Avrupa'da ekonomistler küresel sahnede yükselme şansı görüyor
Ticaret politikalarından Orta Doğu'da tırmanan çatışmalara kadar faiz oranlarını belirlemeye çalışırken karşılaştıkları artan oynaklığı ifade etmenin yolları tükendikçe, merkez bankacıları arasında 'belirsizlik' kelimesi bir klişe haline gelme riski taşıyor. Yetkililer, 'olağanüstü belirsizlik' ve 'öngörülemezlik' kavramlarını kullanıyorlar. Bu endişelere rağmen, Avrupa Merkez Bankası'nın yıllık konferansı için bu hafta Portekiz'in Sintra kentinde bir araya gelen yetkililer ve diğer ekonomistlerde sakin bir hava vardı.
"Hedefe ulaşıldı"
Salı günü konferansın ana günü başlarken, verilerin Euro Bölgesi'nde enflasyonun haziran ayında ortalama yüzde 2 olduğunu ve merkez bankasının hedefine uyduğunu göstermesi yardımcı oldu. Önceki üç yıl boyunca enflasyon hedefin oldukça üzerinde seyretmiş ve Avrupa Merkez Bankası enflasyonu düşürmek için agresif bir kampanya yürütmüştü. Avrupa Merkez Bankası Başkanı Christine Lagarde, “Yüzde 2'deyiz. Görev tamamlandı demiyorum ama hedefe ulaşıldı diyorum" dedi.
Katılımcılar enflasyon konusunda daha fazla endişelenmek yerine, bölgenin hem Amerika Birleşik Devletleri hem de Çin ile rekabet gücünü arttırmak için atması gereken adımlara odaklandı; örneğin insanların işlerini taşımalarını ve sınır ötesi sermayeye erişimlerini kolaylaştırmak gibi. Bu fikirlerin birçoğu yıllardır dile getiriliyordu ancak bu kez Avrupalı kanun yapıcıların harekete geçeceğine dair umut vardı.
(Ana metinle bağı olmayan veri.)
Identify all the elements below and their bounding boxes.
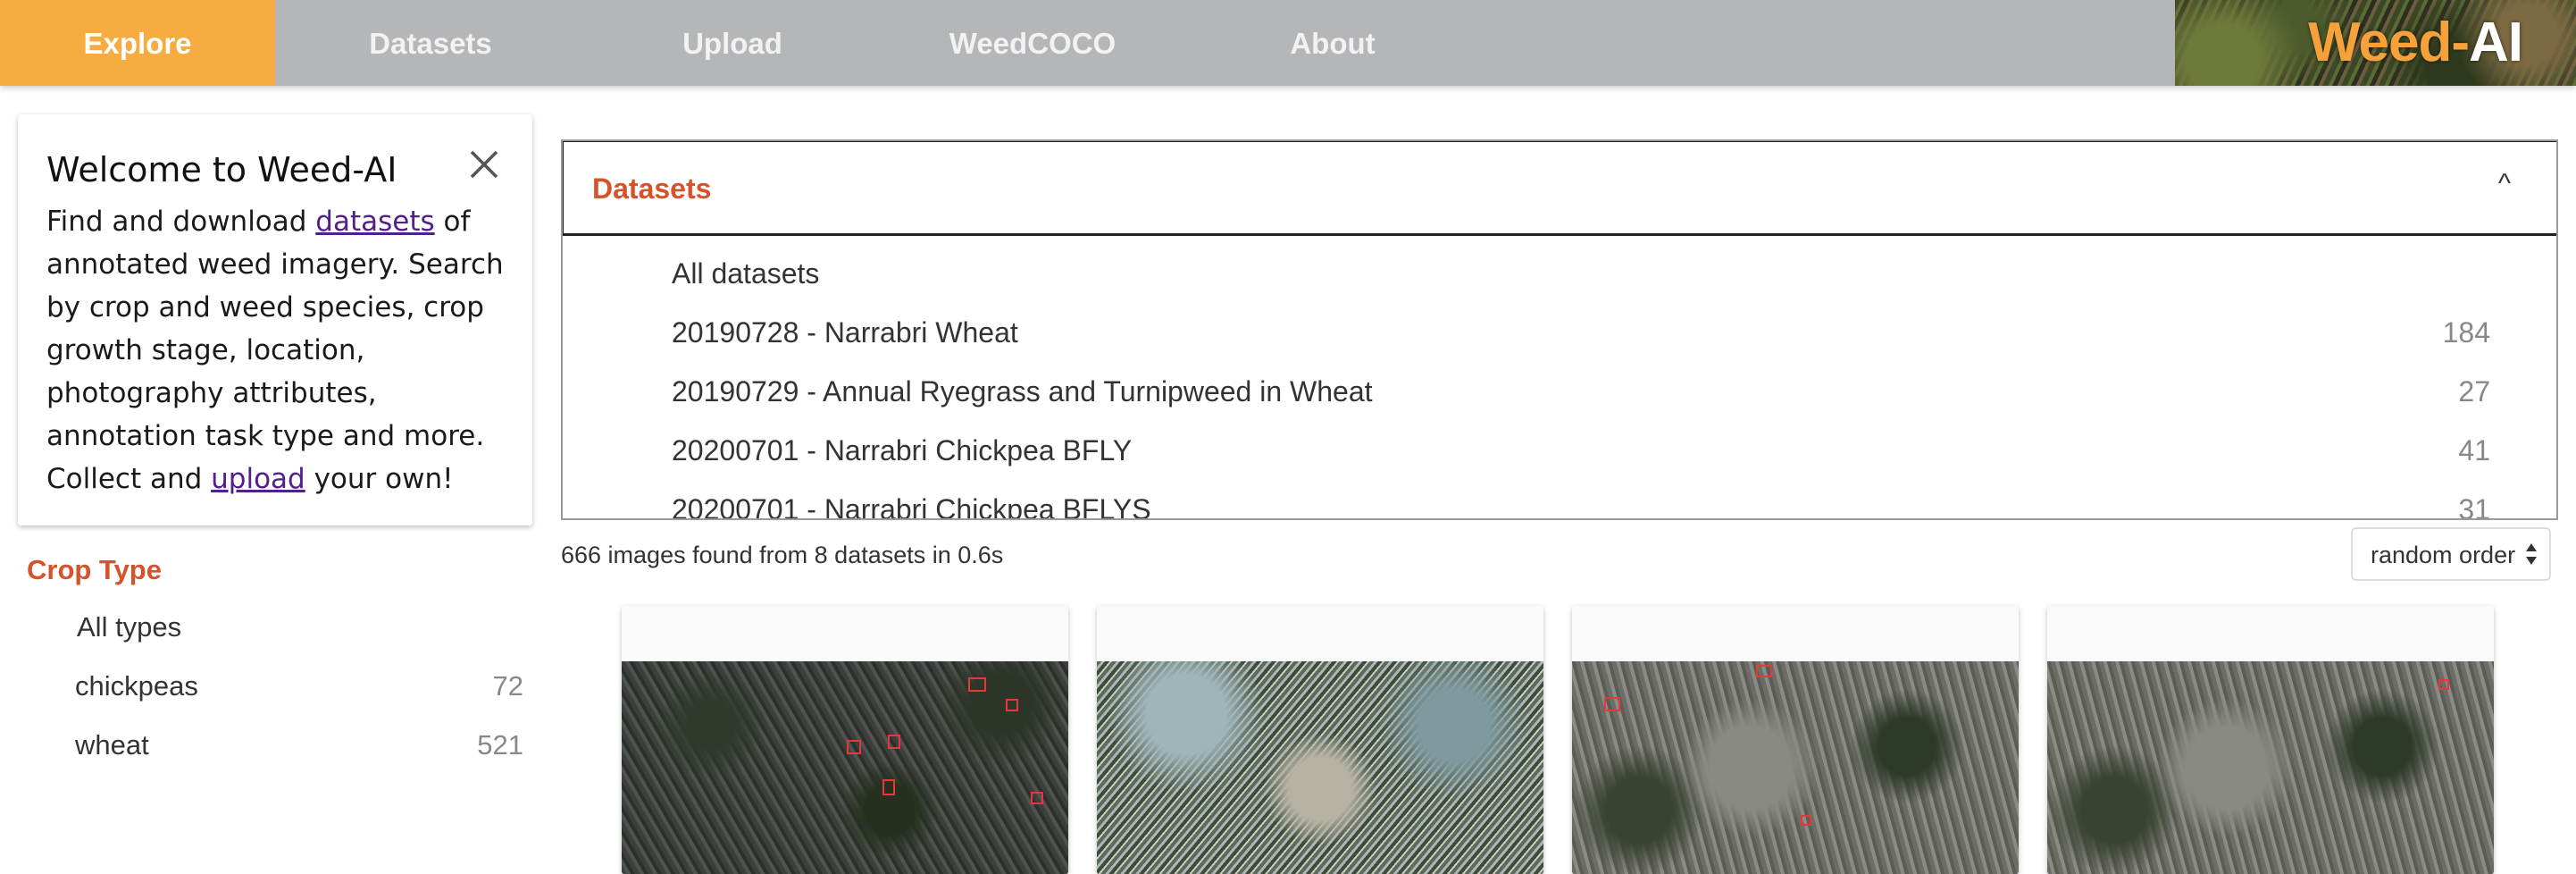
facet-item-wheat[interactable]: wheat 521 <box>75 729 523 779</box>
annotation-box <box>1604 697 1620 711</box>
annotation-box <box>1801 815 1811 826</box>
close-icon[interactable] <box>464 145 504 184</box>
datasets-link[interactable]: datasets <box>315 206 434 238</box>
nav-upload[interactable]: Upload <box>600 0 865 86</box>
sort-select[interactable]: random order <box>2351 527 2551 581</box>
dataset-item[interactable]: 20190728 - Narrabri Wheat 184 <box>672 316 2490 366</box>
image-thumbnail <box>622 661 1068 874</box>
dataset-item-count: 184 <box>2442 316 2490 349</box>
dataset-item-count: 27 <box>2458 375 2490 408</box>
dataset-item-label: 20190728 - Narrabri Wheat <box>672 316 1018 349</box>
facet-item-label: wheat <box>75 729 149 761</box>
welcome-card: Welcome to Weed-AI Find and download dat… <box>18 114 532 525</box>
annotation-box <box>888 735 900 749</box>
annotation-box <box>1031 792 1043 804</box>
facet-item-count: 72 <box>492 670 523 702</box>
facet-item-chickpeas[interactable]: chickpeas 72 <box>75 670 523 720</box>
nav-weedcoco[interactable]: WeedCOCO <box>902 0 1163 86</box>
dataset-item[interactable]: 20200701 - Narrabri Chickpea BFLY 41 <box>672 434 2490 484</box>
image-thumbnail <box>1097 661 1543 874</box>
dataset-item-label: All datasets <box>672 257 820 290</box>
facet-item-label: All types <box>77 611 182 643</box>
datasets-panel-title: Datasets <box>592 172 712 205</box>
dataset-item[interactable]: 20200701 - Narrabri Chickpea BFLYS 31 <box>672 493 2490 520</box>
annotation-box <box>1756 665 1772 677</box>
welcome-text: Find and download datasets of annotated … <box>46 206 504 495</box>
image-card[interactable] <box>1097 606 1543 874</box>
annotation-box <box>1006 699 1018 711</box>
brand-logo-text: Weed-AI <box>2308 12 2523 73</box>
facet-item-label: chickpeas <box>75 670 198 702</box>
brand-logo[interactable]: Weed-AI <box>2175 0 2576 86</box>
upload-link[interactable]: upload <box>211 463 305 495</box>
datasets-panel-header[interactable]: Datasets ^ <box>563 141 2556 236</box>
dataset-item-label: 20190729 - Annual Ryegrass and Turnipwee… <box>672 375 1373 408</box>
chevron-up-icon: ^ <box>2497 169 2511 198</box>
dataset-item-count: 41 <box>2458 434 2490 466</box>
annotation-box <box>2438 679 2449 690</box>
image-card[interactable] <box>2047 606 2494 874</box>
dataset-item[interactable]: 20190729 - Annual Ryegrass and Turnipwee… <box>672 375 2490 425</box>
crop-type-title: Crop Type <box>27 554 162 585</box>
dataset-item-all[interactable]: All datasets <box>672 257 2490 307</box>
nav-about[interactable]: About <box>1202 0 1463 86</box>
welcome-title: Welcome to Weed-AI <box>46 150 397 189</box>
annotation-box <box>847 740 861 754</box>
dataset-item-label: 20200701 - Narrabri Chickpea BFLYS <box>672 493 1151 520</box>
top-nav: Explore Datasets Upload WeedCOCO About W… <box>0 0 2576 86</box>
image-thumbnail <box>1572 661 2019 874</box>
image-thumbnail <box>2047 661 2494 874</box>
select-arrows-icon <box>2524 538 2538 570</box>
facet-item-all-types[interactable]: All types <box>77 611 525 661</box>
datasets-panel: Datasets ^ All datasets 20190728 - Narra… <box>561 139 2558 520</box>
sort-select-value: random order <box>2371 542 2516 568</box>
image-card[interactable] <box>1572 606 2019 874</box>
nav-datasets[interactable]: Datasets <box>300 0 561 86</box>
results-status: 666 images found from 8 datasets in 0.6s <box>561 542 1004 568</box>
dataset-item-count: 31 <box>2458 493 2490 520</box>
dataset-item-label: 20200701 - Narrabri Chickpea BFLY <box>672 434 1133 466</box>
image-card[interactable] <box>622 606 1068 874</box>
facet-item-count: 521 <box>477 729 523 761</box>
annotation-box <box>968 677 986 692</box>
nav-explore[interactable]: Explore <box>0 0 275 86</box>
annotation-box <box>882 779 895 795</box>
"Riskten kaçınma eğilimindeyiz"
Tartışmanın temelinde ABD Başkanı Donald Trump'ın ekonomi politikalarının Avrupa'nın küresel ekonomide kendi konumunu güçlendirmesi için bir fırsat yarattığı inancı yatıyordu. Almanya Merkez Bankası Bundesbank'ın Başkanı Joachim Nagel, “Avrupalılar ve özellikle de Almanya olarak sorunları analiz etme konusunda oldukça iyiyiz. Ancak, iş çözümleri uygulamaya geldiğinde, oldukça riskten kaçınma eğilimindeyiz ve bu nedenle tepki verme süremizde yavaş kalıyoruz" değerlendirmesini yaptı. Ancak, “Sintra'daki tartışmalardan da giderek artan bir şekilde hareket halinde olduğumuz izlenimini ediniyorum” diye ekledi.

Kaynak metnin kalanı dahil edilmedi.